After completing the detailed review of Rinker's life and activities, the report went on to detail what was known of the business and crime activities of her various bosses: Names were named, connections made, possibilities explored. Much was speculative, but all of it was based on the kind of rumor-fabric that Lucas had lived with most of his working life. Not much could be proven, but much could be understood...
He was two-thirds of the way through the report when he heard the flight attendant saying something, but he paid no attention until the plane's attitude changed with an audible clunk that reverberated through the cabin. He sat upright, looked around, and saw that people were packing up briefcases, putting away computers, sticking stuff back into the overhead. He looked at his watch: They'd been in the air for two hours and were coming into Cancún.
He leaned forward, tapped Malone's arm, and when she turned, passed the report back.
"Finish it?"
"No. Got another hundred pages. And I'll want to read the whole thing over," he said. "Good stuff in there. I can see what you meant when you said... inflected. Tough life."
"Which is not exactly an excuse for all the people she's killed — especially people like Barbara Allen." Allen had been a rich charity-and-foundation socialite in Minneapolis. Rinker had shot her to death so that her client could get at Allen's husband.
"No. But it was still tough," Lucas said.

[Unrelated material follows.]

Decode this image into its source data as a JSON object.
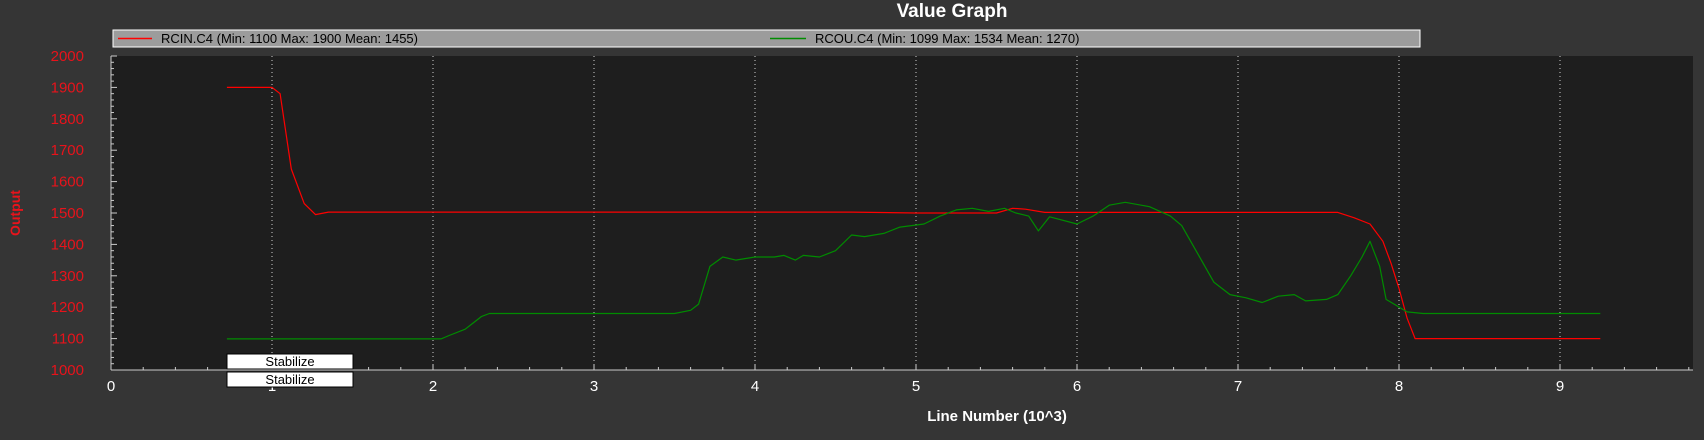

"The thing is, you kinda liked her," Malone said. "You went for that whole perky cheerleader teased-hair bar-owner act."
"What's not to like?" Lucas asked. He said, "Better buckle up," and leaned back out of the conversation.

The plane failed to crash in Cancún, but the heat and humidity jumped them as soon as they walked off the plane. They retrieved their luggage and took a taxi from the mainland over to the Island, where Mallard had gotten rooms at the Blue Palms. "Let's get cleaned up and find something to eat," he said. "The hotel restaurant is supposed to be okay."
"How about the Italian place where Rinker was shot?" Lucas asked. "Your report says it's pretty good."
"Saving that for lunch tomorrow," Mallard said.
The hotel room was a blank-faced off-white cubicle with a TV and a minibar, a too-soft double bed, and a bathroom without a tub. The place smelled faintly of bug spray and salt water, and could have been at any seaside anywhere. Lucas hung his clothes in the closet and washed his face, then walked out onto the narrow balcony and looked down at the water.
Rinker had been here, and not long ago. Had worked within a couple of blocks of the Blue Palms, had probably spent time on the beach ten stories down. She might well be in the same kind of place, somewhere else on the globe, looking for a job, trying to settle in.
Or she might have a hidey-hole in St. Louis, ready to go to war on her lover's killers. If she'd simply run, they'd never find her. But if she'd gone to St. Louis, he thought...
If she'd gone to St. Louis, they'd get her.